In the study, Sarris and his colleagues do note that branding the clinical trial as an “herbal treatment” for anxiety might have contributed to bias among participants. The study was also funded, in part, by a company that manufactures kava — though the researchers said the company didn’t have any influence on the study itself.
Meanwhile, in a 2018 review published in the Journal of Alternative and Complementary Medicine, researchers analyzed 12 studies that explored kava as a treatment for GAD — including Sarris’ paper. They found that while the current evidence is promising, it’s still “insufficient to confirm the effect of kava for GAD treatment beyond placebo.”
But beyond effectiveness alone, nutritionists and other experts say that there are some key side effects to consider if you’re thinking of trying kava.
Experts urge caution
Using large amounts of kava — at least, the kind you can buy in Western countries — can cause several negative side effects, including loss of muscle control and balance, double vision, skin problems (like dryness), and hepatoxicity, or liver damage.
Importantly, in the case of the liver damage, researchers know that these cases are associated with kava intake, but it’s not clear how the dosage amount or period of use act as contributing factors.
Those problems aren’t associated with the forms of kava used traditionally by Pacific Islanders, notes the Australian Department of Health website. Rather, these issues stem from the kava-containing supplements sold outside of those traditional circles.
Lebot notes that many of the side effects described aren’t necessarily more intense than, say, those of caffeine. “If you abuse coffee, you might have side effects [too],” he says.
But in extreme cases, liver failure resulting from kava has led to serious cases, even death. A scientific review published in 2008 found that at least four people died out of eleven cases of extreme toxicity. Those were all associated with commercial products containing kava.
“Preliminary studies suggest possible serious organ system effects,” the researchers wrote. “The potential carcinogenicity of kava and its principal constituents are unknown.”
The Cochrane Library, an organization that reviews medical research, states that more rigorous studies with larger samples — and long-term safety studies — are needed to round out the true effects of the substance.
Because of the risks involved with Western kava preparations, a number of Western countries have banned the substance: Germany, France, Switzerland, Australia, and Canada. (Later, Germany reversed its ban.)

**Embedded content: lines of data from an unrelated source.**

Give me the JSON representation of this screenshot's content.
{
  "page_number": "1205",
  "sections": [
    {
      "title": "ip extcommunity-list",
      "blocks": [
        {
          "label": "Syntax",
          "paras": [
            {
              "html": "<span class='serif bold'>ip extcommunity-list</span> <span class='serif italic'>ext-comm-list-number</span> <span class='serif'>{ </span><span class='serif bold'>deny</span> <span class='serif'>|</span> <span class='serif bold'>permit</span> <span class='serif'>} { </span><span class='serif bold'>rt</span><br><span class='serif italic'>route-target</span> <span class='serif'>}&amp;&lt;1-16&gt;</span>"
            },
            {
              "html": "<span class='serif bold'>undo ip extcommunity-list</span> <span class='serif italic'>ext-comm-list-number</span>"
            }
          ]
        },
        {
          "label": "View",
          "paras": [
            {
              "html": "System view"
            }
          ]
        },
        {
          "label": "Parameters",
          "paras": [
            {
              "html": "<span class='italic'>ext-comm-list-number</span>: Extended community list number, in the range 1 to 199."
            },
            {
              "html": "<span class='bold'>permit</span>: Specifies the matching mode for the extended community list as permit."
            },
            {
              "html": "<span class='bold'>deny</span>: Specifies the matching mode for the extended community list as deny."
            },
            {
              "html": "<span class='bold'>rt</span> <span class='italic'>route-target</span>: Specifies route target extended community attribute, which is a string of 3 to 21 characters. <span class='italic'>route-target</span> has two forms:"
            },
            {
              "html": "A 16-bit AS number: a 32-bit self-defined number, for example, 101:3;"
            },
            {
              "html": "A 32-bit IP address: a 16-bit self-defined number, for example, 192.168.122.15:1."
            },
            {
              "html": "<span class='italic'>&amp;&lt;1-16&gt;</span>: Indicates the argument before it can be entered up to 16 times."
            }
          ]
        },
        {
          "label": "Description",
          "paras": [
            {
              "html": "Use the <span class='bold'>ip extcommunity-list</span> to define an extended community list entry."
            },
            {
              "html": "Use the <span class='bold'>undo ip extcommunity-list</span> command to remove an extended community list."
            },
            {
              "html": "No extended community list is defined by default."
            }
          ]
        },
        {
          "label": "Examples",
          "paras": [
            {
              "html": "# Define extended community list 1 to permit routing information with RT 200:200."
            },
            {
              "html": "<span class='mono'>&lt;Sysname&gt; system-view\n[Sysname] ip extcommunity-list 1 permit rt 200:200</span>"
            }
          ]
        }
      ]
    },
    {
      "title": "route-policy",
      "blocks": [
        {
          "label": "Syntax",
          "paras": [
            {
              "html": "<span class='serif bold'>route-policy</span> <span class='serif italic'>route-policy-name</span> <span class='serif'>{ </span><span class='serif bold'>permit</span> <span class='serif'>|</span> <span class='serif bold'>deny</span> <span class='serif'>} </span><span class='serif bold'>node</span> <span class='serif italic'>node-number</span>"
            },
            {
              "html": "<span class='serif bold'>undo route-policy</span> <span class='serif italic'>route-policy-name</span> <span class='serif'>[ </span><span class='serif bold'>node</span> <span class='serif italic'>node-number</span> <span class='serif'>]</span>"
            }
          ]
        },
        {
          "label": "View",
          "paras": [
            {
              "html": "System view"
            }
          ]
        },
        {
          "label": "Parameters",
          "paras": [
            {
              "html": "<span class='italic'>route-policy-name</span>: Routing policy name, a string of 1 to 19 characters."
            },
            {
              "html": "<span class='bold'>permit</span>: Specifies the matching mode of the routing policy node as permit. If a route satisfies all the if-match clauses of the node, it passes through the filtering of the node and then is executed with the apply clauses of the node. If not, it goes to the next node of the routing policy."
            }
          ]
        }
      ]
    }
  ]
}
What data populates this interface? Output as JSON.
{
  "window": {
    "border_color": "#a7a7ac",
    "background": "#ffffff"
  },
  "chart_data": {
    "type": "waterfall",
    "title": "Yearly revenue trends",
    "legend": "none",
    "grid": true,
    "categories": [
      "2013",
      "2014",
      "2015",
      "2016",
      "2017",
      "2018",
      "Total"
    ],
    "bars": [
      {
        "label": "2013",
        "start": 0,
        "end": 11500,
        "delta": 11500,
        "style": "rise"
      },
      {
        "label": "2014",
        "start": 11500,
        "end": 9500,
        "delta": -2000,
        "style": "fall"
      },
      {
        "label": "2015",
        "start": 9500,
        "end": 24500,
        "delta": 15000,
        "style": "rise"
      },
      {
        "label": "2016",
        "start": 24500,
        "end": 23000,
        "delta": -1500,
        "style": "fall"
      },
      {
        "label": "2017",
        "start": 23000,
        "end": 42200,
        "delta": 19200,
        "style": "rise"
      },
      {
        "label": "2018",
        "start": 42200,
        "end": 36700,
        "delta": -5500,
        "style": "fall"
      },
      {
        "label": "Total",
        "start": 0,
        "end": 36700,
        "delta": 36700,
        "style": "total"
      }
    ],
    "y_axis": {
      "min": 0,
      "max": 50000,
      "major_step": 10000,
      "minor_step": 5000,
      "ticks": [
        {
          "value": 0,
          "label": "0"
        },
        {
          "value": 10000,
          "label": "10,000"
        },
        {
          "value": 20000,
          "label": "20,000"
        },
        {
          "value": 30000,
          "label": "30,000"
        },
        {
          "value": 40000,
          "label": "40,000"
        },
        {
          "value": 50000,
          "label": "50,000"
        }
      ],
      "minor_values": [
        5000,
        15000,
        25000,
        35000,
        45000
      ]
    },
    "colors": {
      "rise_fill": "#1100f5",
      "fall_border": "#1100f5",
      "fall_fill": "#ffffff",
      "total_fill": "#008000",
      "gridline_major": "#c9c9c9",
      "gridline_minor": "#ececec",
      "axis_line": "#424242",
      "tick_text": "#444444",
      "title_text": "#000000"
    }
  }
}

Kava is legal in the United States, but the Food and Drug Administration has sent warning letters to several companies for improper labeling. In the past, the FDA has also warned consumers about the risks of liver damage.
So if you’re going to try kava, stick close to the source. The brewed variety seems to be relatively safe, at least compared with the pills and solutions sold as “herbal supplements” that might cause serious problems. Plus, assuming there’s a kava bar near you — the website Kalm With Kava has an interactive map — you can enjoy the experience with friends willing to try a mud-like pepper shot with you.